Donnelly, who has been Harte’s right hand man since 2005, has already expressed the hope that the team’s involvement in the competition will send out a message of encouragement in what has been a heartbreaking week for the county.
“We will be training tomorrow night and select the team afterwards. We are encouraged that Mickey himself has given this match his blessing. We would of course have acceded to his wishes whatever he had decided,” said Donnelly.
“If it is a case that Michaela’s remains will be brought home on Sunday, then in those circumstances I would not see the match taking place but we will have to wait and see. It would have to be understood that emotions are still very raw throughout the county.”

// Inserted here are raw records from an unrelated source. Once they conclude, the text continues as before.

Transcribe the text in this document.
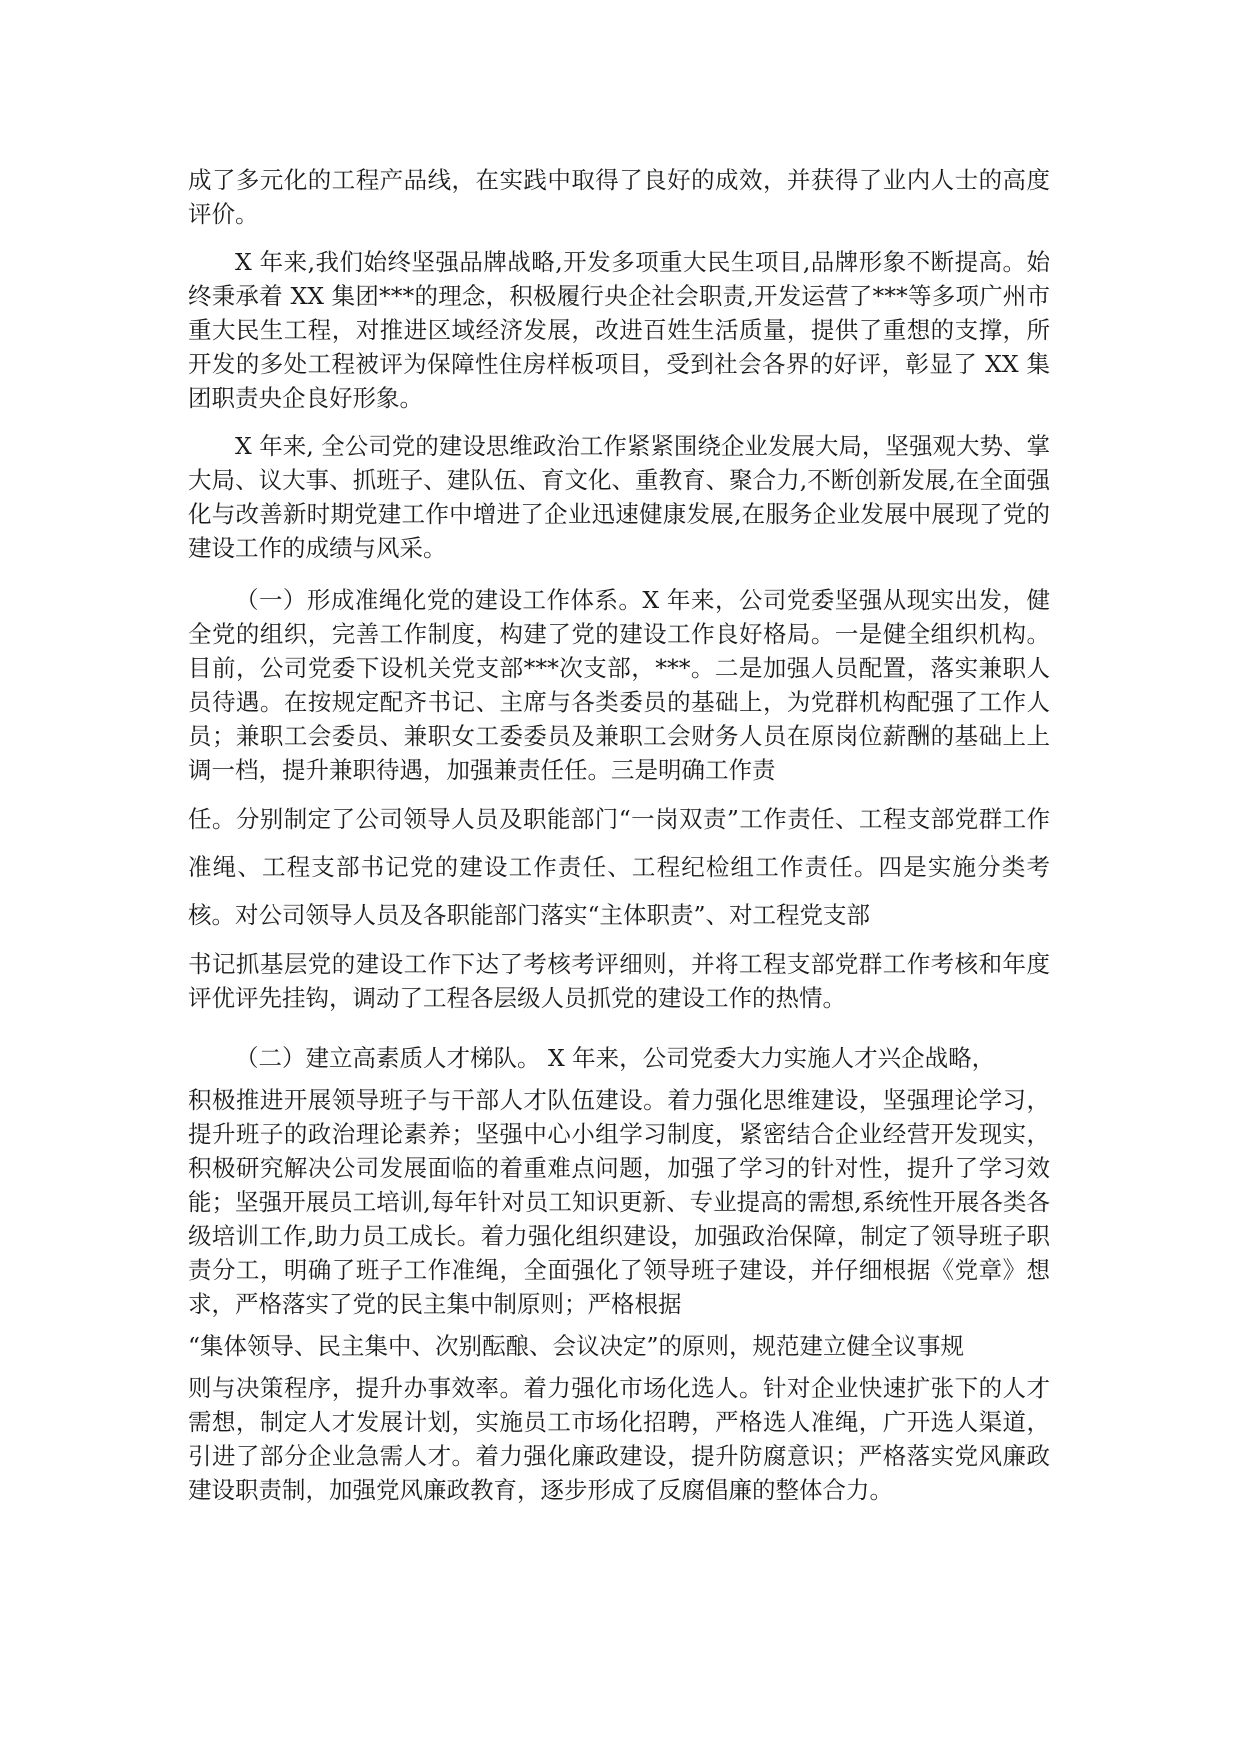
成了多元化的工程产品线，在实践中取得了良好的成效，并获得了业内人士的高度评价。

X 年来,我们始终坚强品牌战略,开发多项重大民生项目,品牌形象不断提高。始终秉承着 XX 集团***的理念，积极履行央企社会职责,开发运营了***等多项广州市重大民生工程，对推进区域经济发展，改进百姓生活质量，提供了重想的支撑，所开发的多处工程被评为保障性住房样板项目，受到社会各界的好评，彰显了 XX 集团职责央企良好形象。

X 年来, 全公司党的建设思维政治工作紧紧围绕企业发展大局，坚强观大势、掌大局、议大事、抓班子、建队伍、育文化、重教育、聚合力,不断创新发展,在全面强化与改善新时期党建工作中增进了企业迅速健康发展,在服务企业发展中展现了党的建设工作的成绩与风采。

（一）形成准绳化党的建设工作体系。X 年来，公司党委坚强从现实出发，健全党的组织，完善工作制度，构建了党的建设工作良好格局。一是健全组织机构。目前，公司党委下设机关党支部***次支部，***。二是加强人员配置，落实兼职人员待遇。在按规定配齐书记、主席与各类委员的基础上，为党群机构配强了工作人员；兼职工会委员、兼职女工委委员及兼职工会财务人员在原岗位薪酬的基础上上调一档，提升兼职待遇，加强兼责任任。三是明确工作责

任。分别制定了公司领导人员及职能部门“一岗双责”工作责任、工程支部党群工作准绳、工程支部书记党的建设工作责任、工程纪检组工作责任。四是实施分类考核。对公司领导人员及各职能部门落实“主体职责”、对工程党支部

书记抓基层党的建设工作下达了考核考评细则，并将工程支部党群工作考核和年度评优评先挂钩，调动了工程各层级人员抓党的建设工作的热情。

（二）建立高素质人才梯队。 X 年来，公司党委大力实施人才兴企战略，

积极推进开展领导班子与干部人才队伍建设。着力强化思维建设，坚强理论学习，提升班子的政治理论素养；坚强中心小组学习制度，紧密结合企业经营开发现实，积极研究解决公司发展面临的着重难点问题，加强了学习的针对性，提升了学习效能；坚强开展员工培训,每年针对员工知识更新、专业提高的需想,系统性开展各类各级培训工作,助力员工成长。着力强化组织建设，加强政治保障，制定了领导班子职责分工，明确了班子工作准绳，全面强化了领导班子建设，并仔细根据《党章》想求，严格落实了党的民主集中制原则；严格根据

“集体领导、民主集中、次别酝酿、会议决定”的原则，规范建立健全议事规

则与决策程序，提升办事效率。着力强化市场化选人。针对企业快速扩张下的人才需想，制定人才发展计划，实施员工市场化招聘，严格选人准绳，广开选人渠道，引进了部分企业急需人才。着力强化廉政建设，提升防腐意识；严格落实党风廉政建设职责制，加强党风廉政教育，逐步形成了反腐倡廉的整体合力。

Tyrone county board PRO Damien Harvey, who has urged the “whole GAA family” to unite in sorrow behind the Harte and McAreavey families in their tragic loss, stressed that the team would now fulfil all their commitments in the McKenna Cup, circumstances permitting.
“There would be a sense that by taking part in the competition Tyrone will be perhaps honouring what Michaela herself would have wanted. She loved football and rarely, if ever, missed a match in which Tyrone were involved,” said Harvey.
All-Ireland heroes Peter Canavan and Sean Cavanagh are among the players who have lauded the contribution Michaela made to Tyrone football.
“The death of Michaela in such dreadful circumstances puts everything into perspective. It is very hard to even think of football at a time like this. All our thoughts and prayers are with Mickey and his family in their terrible grief. We can’t begin to imagine what they are going through,” said Cavanagh.
And Canavan recalled the build-up to the 2003 All-Ireland final when it was decided that the Tyrone squad should join in the singing of the Irish National Anthem — until it was suddenly discovered that quite a few of them did not know the words.
“That is where Michaela stepped in. She wrote the words out in Irish for every player, they were duly learned off by heart, the singing was great and we went on to win ‘Sam’ for the first time,” reflected Canavan.
And Ulster Council officials have confirmed that they respect the decision taken by Tyrone to participate in the McKenna Cup.